Si reducimos la misión de la política a la garantía del “cuatrivalor”, no solamente excluimos una ingente cantidad de bienes a custodiar sin transacción posible, sino que, primariamente, aceptamos una concepción del hombre totalmente diferente a la que nos proporciona la experiencia filosófica clásica. ¿Qué concepción subyace en ese programa? Un hombre que se repliega en sus perfecciones sustanciales y que, consciente de su perfección ontológica sólo reconoce su precariedad en el orden material, en el cual se puede ver amenazado por injerencias externas o cortedad de medios propios.

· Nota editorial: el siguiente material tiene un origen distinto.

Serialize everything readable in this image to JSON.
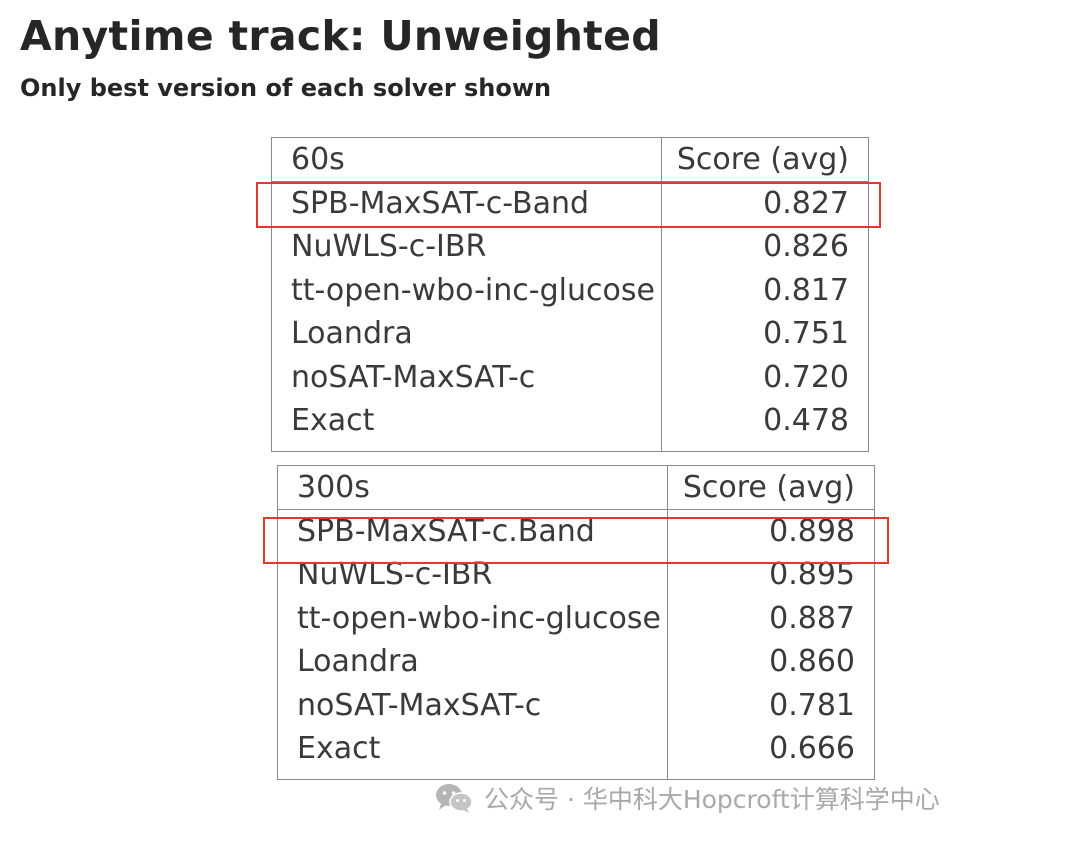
{
  "title": "Anytime track: Unweighted",
  "subtitle": "Only best version of each solver shown",
  "tables": [
    {
      "header": {
        "label": "60s",
        "score": "Score (avg)"
      },
      "rows": [
        {
          "name": "SPB-MaxSAT-c-Band",
          "score": "0.827"
        },
        {
          "name": "NuWLS-c-IBR",
          "score": "0.826"
        },
        {
          "name": "tt-open-wbo-inc-glucose",
          "score": "0.817"
        },
        {
          "name": "Loandra",
          "score": "0.751"
        },
        {
          "name": "noSAT-MaxSAT-c",
          "score": "0.720"
        },
        {
          "name": "Exact",
          "score": "0.478"
        }
      ]
    },
    {
      "header": {
        "label": "300s",
        "score": "Score (avg)"
      },
      "rows": [
        {
          "name": "SPB-MaxSAT-c.Band",
          "score": "0.898"
        },
        {
          "name": "NuWLS-c-IBR",
          "score": "0.895"
        },
        {
          "name": "tt-open-wbo-inc-glucose",
          "score": "0.887"
        },
        {
          "name": "Loandra",
          "score": "0.860"
        },
        {
          "name": "noSAT-MaxSAT-c",
          "score": "0.781"
        },
        {
          "name": "Exact",
          "score": "0.666"
        }
      ]
    }
  ],
  "highlight_color": "#e03a2f",
  "watermark": {
    "icon": "wechat-icon",
    "text": "公众号 · 华中科大Hopcroft计算科学中心"
  }
}
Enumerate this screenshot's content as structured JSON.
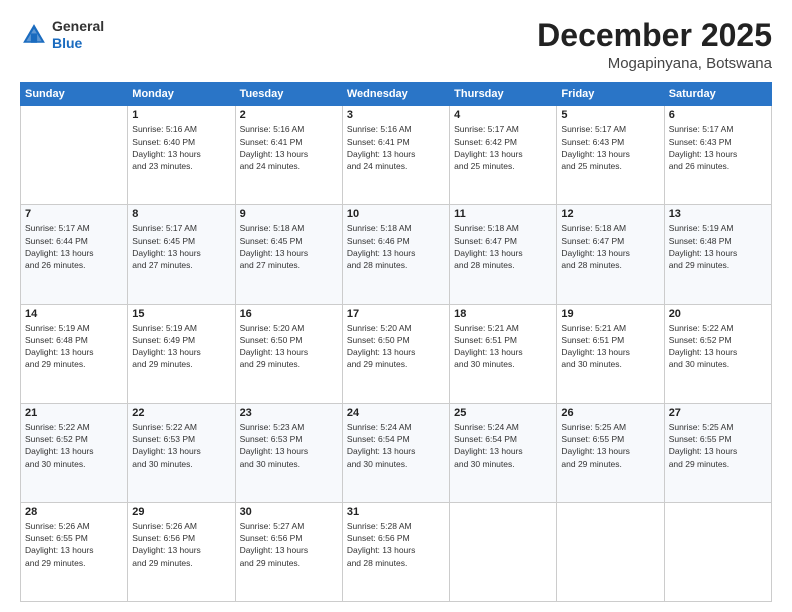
{
  "logo": {
    "general": "General",
    "blue": "Blue"
  },
  "header": {
    "month": "December 2025",
    "location": "Mogapinyana, Botswana"
  },
  "weekdays": [
    "Sunday",
    "Monday",
    "Tuesday",
    "Wednesday",
    "Thursday",
    "Friday",
    "Saturday"
  ],
  "weeks": [
    [
      {
        "day": "",
        "info": ""
      },
      {
        "day": "1",
        "info": "Sunrise: 5:16 AM\nSunset: 6:40 PM\nDaylight: 13 hours\nand 23 minutes."
      },
      {
        "day": "2",
        "info": "Sunrise: 5:16 AM\nSunset: 6:41 PM\nDaylight: 13 hours\nand 24 minutes."
      },
      {
        "day": "3",
        "info": "Sunrise: 5:16 AM\nSunset: 6:41 PM\nDaylight: 13 hours\nand 24 minutes."
      },
      {
        "day": "4",
        "info": "Sunrise: 5:17 AM\nSunset: 6:42 PM\nDaylight: 13 hours\nand 25 minutes."
      },
      {
        "day": "5",
        "info": "Sunrise: 5:17 AM\nSunset: 6:43 PM\nDaylight: 13 hours\nand 25 minutes."
      },
      {
        "day": "6",
        "info": "Sunrise: 5:17 AM\nSunset: 6:43 PM\nDaylight: 13 hours\nand 26 minutes."
      }
    ],
    [
      {
        "day": "7",
        "info": "Sunrise: 5:17 AM\nSunset: 6:44 PM\nDaylight: 13 hours\nand 26 minutes."
      },
      {
        "day": "8",
        "info": "Sunrise: 5:17 AM\nSunset: 6:45 PM\nDaylight: 13 hours\nand 27 minutes."
      },
      {
        "day": "9",
        "info": "Sunrise: 5:18 AM\nSunset: 6:45 PM\nDaylight: 13 hours\nand 27 minutes."
      },
      {
        "day": "10",
        "info": "Sunrise: 5:18 AM\nSunset: 6:46 PM\nDaylight: 13 hours\nand 28 minutes."
      },
      {
        "day": "11",
        "info": "Sunrise: 5:18 AM\nSunset: 6:47 PM\nDaylight: 13 hours\nand 28 minutes."
      },
      {
        "day": "12",
        "info": "Sunrise: 5:18 AM\nSunset: 6:47 PM\nDaylight: 13 hours\nand 28 minutes."
      },
      {
        "day": "13",
        "info": "Sunrise: 5:19 AM\nSunset: 6:48 PM\nDaylight: 13 hours\nand 29 minutes."
      }
    ],
    [
      {
        "day": "14",
        "info": "Sunrise: 5:19 AM\nSunset: 6:48 PM\nDaylight: 13 hours\nand 29 minutes."
      },
      {
        "day": "15",
        "info": "Sunrise: 5:19 AM\nSunset: 6:49 PM\nDaylight: 13 hours\nand 29 minutes."
      },
      {
        "day": "16",
        "info": "Sunrise: 5:20 AM\nSunset: 6:50 PM\nDaylight: 13 hours\nand 29 minutes."
      },
      {
        "day": "17",
        "info": "Sunrise: 5:20 AM\nSunset: 6:50 PM\nDaylight: 13 hours\nand 29 minutes."
      },
      {
        "day": "18",
        "info": "Sunrise: 5:21 AM\nSunset: 6:51 PM\nDaylight: 13 hours\nand 30 minutes."
      },
      {
        "day": "19",
        "info": "Sunrise: 5:21 AM\nSunset: 6:51 PM\nDaylight: 13 hours\nand 30 minutes."
      },
      {
        "day": "20",
        "info": "Sunrise: 5:22 AM\nSunset: 6:52 PM\nDaylight: 13 hours\nand 30 minutes."
      }
    ],
    [
      {
        "day": "21",
        "info": "Sunrise: 5:22 AM\nSunset: 6:52 PM\nDaylight: 13 hours\nand 30 minutes."
      },
      {
        "day": "22",
        "info": "Sunrise: 5:22 AM\nSunset: 6:53 PM\nDaylight: 13 hours\nand 30 minutes."
      },
      {
        "day": "23",
        "info": "Sunrise: 5:23 AM\nSunset: 6:53 PM\nDaylight: 13 hours\nand 30 minutes."
      },
      {
        "day": "24",
        "info": "Sunrise: 5:24 AM\nSunset: 6:54 PM\nDaylight: 13 hours\nand 30 minutes."
      },
      {
        "day": "25",
        "info": "Sunrise: 5:24 AM\nSunset: 6:54 PM\nDaylight: 13 hours\nand 30 minutes."
      },
      {
        "day": "26",
        "info": "Sunrise: 5:25 AM\nSunset: 6:55 PM\nDaylight: 13 hours\nand 29 minutes."
      },
      {
        "day": "27",
        "info": "Sunrise: 5:25 AM\nSunset: 6:55 PM\nDaylight: 13 hours\nand 29 minutes."
      }
    ],
    [
      {
        "day": "28",
        "info": "Sunrise: 5:26 AM\nSunset: 6:55 PM\nDaylight: 13 hours\nand 29 minutes."
      },
      {
        "day": "29",
        "info": "Sunrise: 5:26 AM\nSunset: 6:56 PM\nDaylight: 13 hours\nand 29 minutes."
      },
      {
        "day": "30",
        "info": "Sunrise: 5:27 AM\nSunset: 6:56 PM\nDaylight: 13 hours\nand 29 minutes."
      },
      {
        "day": "31",
        "info": "Sunrise: 5:28 AM\nSunset: 6:56 PM\nDaylight: 13 hours\nand 28 minutes."
      },
      {
        "day": "",
        "info": ""
      },
      {
        "day": "",
        "info": ""
      },
      {
        "day": "",
        "info": ""
      }
    ]
  ]
}
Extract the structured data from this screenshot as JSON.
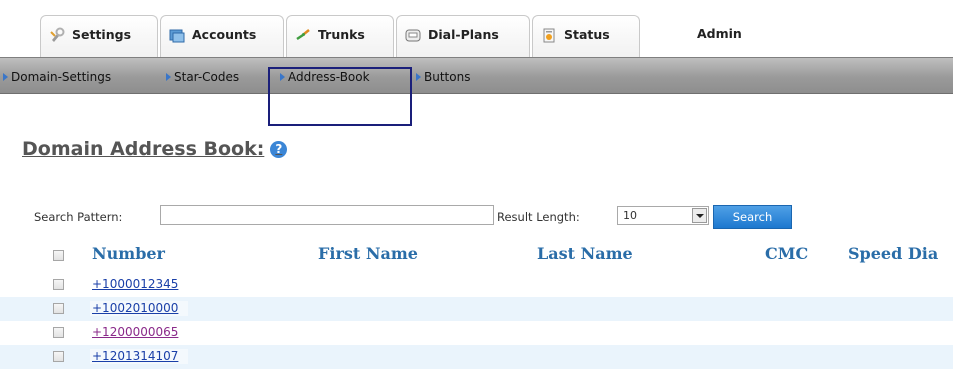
{
  "tabs": [
    {
      "label": "Settings",
      "icon": "settings-icon"
    },
    {
      "label": "Accounts",
      "icon": "accounts-icon"
    },
    {
      "label": "Trunks",
      "icon": "trunks-icon"
    },
    {
      "label": "Dial-Plans",
      "icon": "dial-plans-icon"
    },
    {
      "label": "Status",
      "icon": "status-icon"
    }
  ],
  "admin_label": "Admin",
  "subnav": {
    "items": [
      "Domain-Settings",
      "Star-Codes",
      "Address-Book",
      "Buttons"
    ],
    "highlighted": "Address-Book"
  },
  "page": {
    "title": "Domain Address Book:",
    "help_icon": "?"
  },
  "search": {
    "pattern_label": "Search Pattern:",
    "pattern_value": "",
    "result_length_label": "Result Length:",
    "result_length_value": "10",
    "button_label": "Search"
  },
  "table": {
    "columns": [
      "Number",
      "First Name",
      "Last Name",
      "CMC",
      "Speed Dia"
    ],
    "rows": [
      {
        "number": "+1000012345",
        "visited": false
      },
      {
        "number": "+1002010000",
        "visited": false
      },
      {
        "number": "+1200000065",
        "visited": true
      },
      {
        "number": "+1201314107",
        "visited": false
      }
    ]
  },
  "colors": {
    "accent": "#2a6da8",
    "link": "#1a3fa8",
    "visited_link": "#8a2a8a",
    "highlight_border": "#1a1f7a",
    "button": "#1d78cf"
  }
}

Un hombre personalista que no reconoce al Estado ninguna capacidad ni misión de finalización de sus perfecciones personales y que sólo le pide los medios materiales necesarios para administrar su suficiencia moral. Un hombre tal, en una circunstancia en la que la sociedad y el poder “político” están corrompidos, como hoy sucede, sólo se plantea una participación defensiva: por ejemplo, la que inspira el programa de los cuatro valores.
La nuez del problema no está, pues, en impugnar conceptualmente ninguno de los “valores”, sino la concepción antropológica y política que evidencian al presentarse como programa. Por consiguiente, los peligros y los males ante los cuales se pretende enarbolar la bandera de los cuatro valores son, en realidad, mucho más profundos y más graves y no guardan con nosotros una relación extrínseca, sino que se manifiestan en nuestra íntima vida espiritual y moral. No ver esto supone una miopía de consecuencias trágicas y una falta de comprensión del problema político que hace casi imposible la comprensión entre los mismos católicos sin abordar previamente la rectificación del enfoque.
La comunicación entre los católicos está gravemente dificultada a causa de la inconsciente admisión por parte de muchos de una antropología ideológicamente personalista, es decir, radicalmente antipolítica.